Es mehren sich (medial) die bangen oder auch scheinheiligen Fragen, ob denn das französische Geschehen wie ein Virus auf Deutschland überspringen könnte. Selbst die dünne Informationslage unserer Qualitätsmedien müsste aber reichen, den Blick nach Essen, Castrop-Rauxel oder Berlin-Neukölln zu richten, wo die Gegenkulturen längst die Bezirkshoheit übernommen haben und die Polizei als braune Nazischweine beschimpft. Die gesellschaftliche Spaltung ist in Frankreich allerdings weiter fortgeschritten als in Deutschland. Zugleich ist in Frankreich immerhin der politische Streik möglich, aber er scheint über Partikularinteressen nicht hinauszuwachsen und wirkt nicht anhaltend progressiv in den gesellschaftlichen Raum. Selbst in den kleinsten lothringischen Ortschaften hat man die zulässige Höchstgeschwindigkeit, unterstützt von Beton- und Asphalt-Wällen, auf 30 km/h begrenzt. Kaum noch jemand wagt im öffentlichen Raum zu rauchen und man unterhält auch nicht mehr mehrere „Verhältnisse“. Frankreich ist rein gewaschen.

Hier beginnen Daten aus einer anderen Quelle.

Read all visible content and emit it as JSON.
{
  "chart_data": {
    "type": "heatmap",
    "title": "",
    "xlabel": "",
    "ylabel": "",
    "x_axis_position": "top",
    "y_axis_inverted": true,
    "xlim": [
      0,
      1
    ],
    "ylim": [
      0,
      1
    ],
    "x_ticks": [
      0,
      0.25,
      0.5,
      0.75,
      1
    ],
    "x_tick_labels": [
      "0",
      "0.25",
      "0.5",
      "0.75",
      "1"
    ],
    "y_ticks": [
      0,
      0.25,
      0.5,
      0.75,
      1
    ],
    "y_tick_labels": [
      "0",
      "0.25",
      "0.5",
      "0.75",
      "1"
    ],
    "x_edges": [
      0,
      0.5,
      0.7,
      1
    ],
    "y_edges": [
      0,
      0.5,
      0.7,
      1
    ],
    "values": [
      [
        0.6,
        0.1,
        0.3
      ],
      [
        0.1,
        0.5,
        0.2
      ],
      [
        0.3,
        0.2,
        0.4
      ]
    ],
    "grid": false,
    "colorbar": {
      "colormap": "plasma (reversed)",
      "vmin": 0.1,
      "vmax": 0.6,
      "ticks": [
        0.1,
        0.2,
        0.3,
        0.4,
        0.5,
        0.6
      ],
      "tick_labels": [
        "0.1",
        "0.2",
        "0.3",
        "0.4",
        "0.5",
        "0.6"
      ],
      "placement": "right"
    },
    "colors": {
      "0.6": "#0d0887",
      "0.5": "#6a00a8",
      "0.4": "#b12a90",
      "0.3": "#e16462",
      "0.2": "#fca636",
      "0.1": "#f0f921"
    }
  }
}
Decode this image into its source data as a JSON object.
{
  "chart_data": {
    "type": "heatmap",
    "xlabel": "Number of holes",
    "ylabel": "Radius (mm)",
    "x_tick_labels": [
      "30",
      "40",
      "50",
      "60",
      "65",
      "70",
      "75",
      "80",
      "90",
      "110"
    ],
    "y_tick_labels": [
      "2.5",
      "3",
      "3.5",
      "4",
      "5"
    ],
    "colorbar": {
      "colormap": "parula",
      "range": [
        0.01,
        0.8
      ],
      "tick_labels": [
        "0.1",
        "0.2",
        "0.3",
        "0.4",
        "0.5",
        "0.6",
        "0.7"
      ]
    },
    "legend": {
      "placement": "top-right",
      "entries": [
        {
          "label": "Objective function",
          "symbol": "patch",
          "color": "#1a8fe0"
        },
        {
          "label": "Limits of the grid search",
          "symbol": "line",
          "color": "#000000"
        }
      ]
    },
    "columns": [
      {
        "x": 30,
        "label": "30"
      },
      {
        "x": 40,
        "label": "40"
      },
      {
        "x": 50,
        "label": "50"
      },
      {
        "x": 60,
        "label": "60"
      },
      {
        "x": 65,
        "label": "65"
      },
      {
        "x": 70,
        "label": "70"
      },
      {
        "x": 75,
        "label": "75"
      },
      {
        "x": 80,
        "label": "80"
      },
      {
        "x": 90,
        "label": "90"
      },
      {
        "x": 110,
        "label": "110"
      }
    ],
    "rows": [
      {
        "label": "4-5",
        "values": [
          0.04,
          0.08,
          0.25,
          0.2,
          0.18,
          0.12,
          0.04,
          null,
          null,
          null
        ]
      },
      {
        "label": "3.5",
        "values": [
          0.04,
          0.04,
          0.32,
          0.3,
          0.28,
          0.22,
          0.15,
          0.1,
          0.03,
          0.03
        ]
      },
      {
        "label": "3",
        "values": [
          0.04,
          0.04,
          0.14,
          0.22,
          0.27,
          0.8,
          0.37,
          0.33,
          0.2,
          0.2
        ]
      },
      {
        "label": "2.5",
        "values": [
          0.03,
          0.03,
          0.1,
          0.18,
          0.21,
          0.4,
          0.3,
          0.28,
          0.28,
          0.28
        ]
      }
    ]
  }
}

Es gibt bei oberflächlicher Betrachtung des französischen Alltags keine besondere französische Kultur mehr, wenn man diese nicht am Rotwein-Konsum festmachen will.


Frankreich und die guten Sitten


Das findet man in Brüssel ganz gut, denn dort werden nationale Eigenheiten ohnehin ungern gesehen. Schade – als Heimat von Revolution und Aufklärung hätte Frankreich ein Erbe zu verwalten. „La Grande Nation“ hat derweil ein Problem mit der Staatsgewalt. Vermutlich befürchtet sie Schlimmes bei ihrer Anwendung. Diejenigen, auf die sie in Anwendung zu bringen wäre, haben nicht viel zu befürchten. Den entstandenen Schaden ersetzt der Steuerzahler. Die vornehmlich jugendlichen, im Durchschnitt (im Raum Paris) 17-jährigen Täter sind „Schutzbedürftige“ und bedürfen sozialstaatlicher Betreuung, was wiederum zu Lasten der Steuerzahler geht.


Nach einer Umfrage vom April 2023 hält nur eine Minderheit der Franzosen (32%) den Islam für mit den Werten der französischen Gesellschaft vereinbar. Das ist zugleich kein Gesamterklärungsmodell der aktuellen Vorkommnisse, aber ein wichtiger Punkt, dessen Bedeutung heruntergeredet wird, um den Eindruck zu erwecken, man hätte es mit einer tendenziellen Verrohung der „guten Sitten“ zu tun, einem Mangel an Respekt gegenüber der grundsätzlich guten Agenda der politischen Klasse. Argumentativ in die Enge getrieben, ist ihr Verteidigungsmodus denunziatorisch angelegt und trifft dabei exakt diejenigen, die das Desaster hatten kommen sehen, womit der Vorgang seine eigene Dialektik hat.